Integrity is built by defeating the temptation to be dishonest; humility grows when we refuse to be prideful; and endurance develops every time you reject the temptation to give up.”  ~ Rick Warren

This word has always been important to me. It's something I've always aimed for, but I think in 2013 - there were times where I failed miserably at it. The pressures of finishing my degree the previous summer and being completely confused, totally disheartened when I couldn't find a job in the area that I worked so ridiculously hard for but was so passionate about became too much and I regularly cracked. Though to some people, getting drunk is a normal thing - I did it too much.
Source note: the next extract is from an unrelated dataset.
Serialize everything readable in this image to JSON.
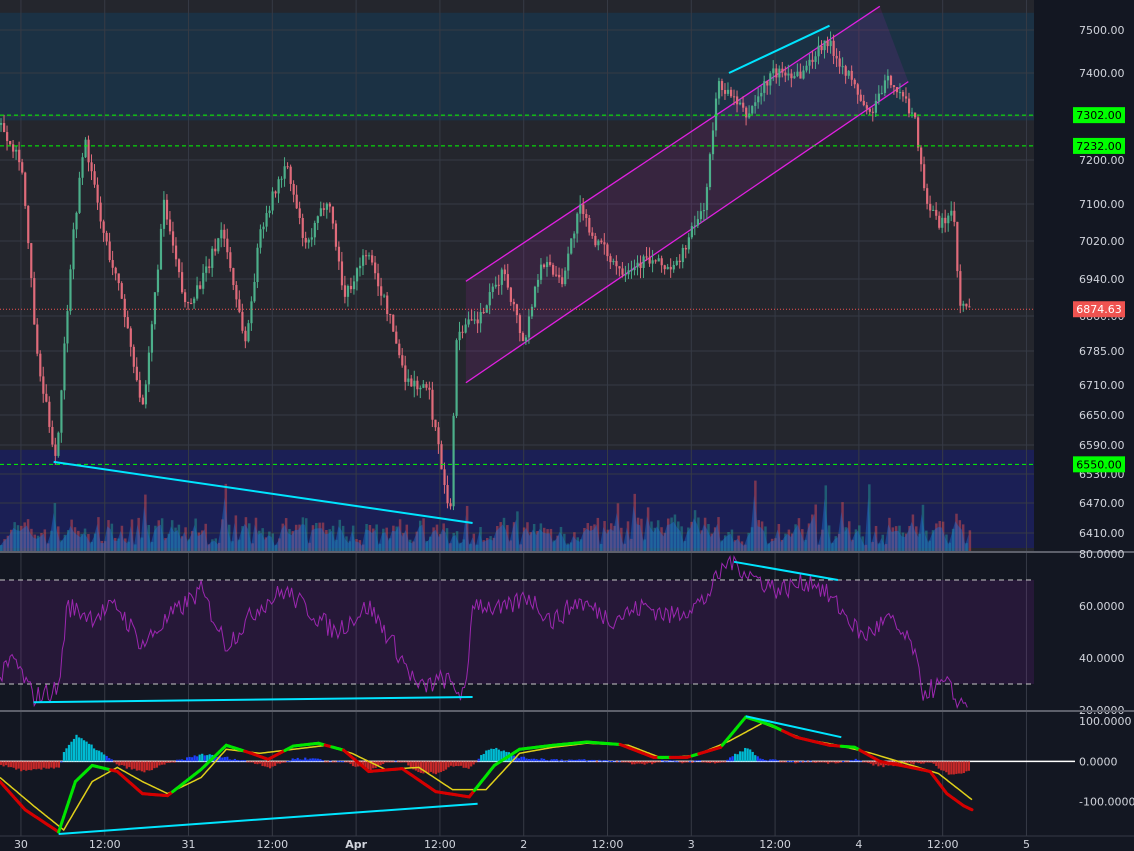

Admittedly, I could count on both hands how many times I did that this year, but each time it happened I felt more ashamed of myself. My lack of self control not just with that but with other things like my temper, increased. I don't want to compare my circumstances or say things like; 'well, they get drunk every weekend so I can't be that bad.' I'm not responsible for anyone else's actions but my own and I want to say that I disappointed myself.


Sometimes, it felt like the people around me really enjoyed seeing me make mistakes. It proved to them that I wasn't perfect, (which I have never EVER thought I was!!!) that I mess up too. I agree, I'm not perfect, I've got a long list of improvements that need to be made - but in some ways, maybe I use that as an excuse. I never really rebelled, I didn't do that in my teenage years because that was when I started going to Church, and I did it a bit at Uni but not that much. I used that as my occasional cover up, but never felt good doing it. Well, now those people know I get it wrong too. But that doesn't make me feel good inside. It doesn't make me feel like I'm being a good example. It makes me think that  people might remember me for the mistakes I have made. I don't like that.

So, I propose that this year is a fresh, new start. One to take the bull by the horns and to go full throttle into the plans that He has for me. I am so excited to be going back to an environment where I can be challenged to work for good. To use the skills that I have been blessed with to help improve the lives of others. To refind that spirit of self control and be proud of what I have achieved rather than feel guilty for my failings. I thrive off being productive, from reaching the last, the least and the lost. I know that's what I'm here for and I will go to the ends of the earth to do that. I don't want people to be encouraged by my shortcomings but rather by my successes, so that they might be inspired to do the same thing in their lives.

I want this year to be one in which I remember the importance of integrity every single day, so that I will always be encouraged to do better, to love more and to make the right choices. We all have our weaknesses and this blog is not a judgement of that. I am assessing my own character against the standards I feel I should be living up to, which I don't feel I did very well in 2013. But the beauty of all this, is that tomorrow is a brand new day and His mercies are new each morning.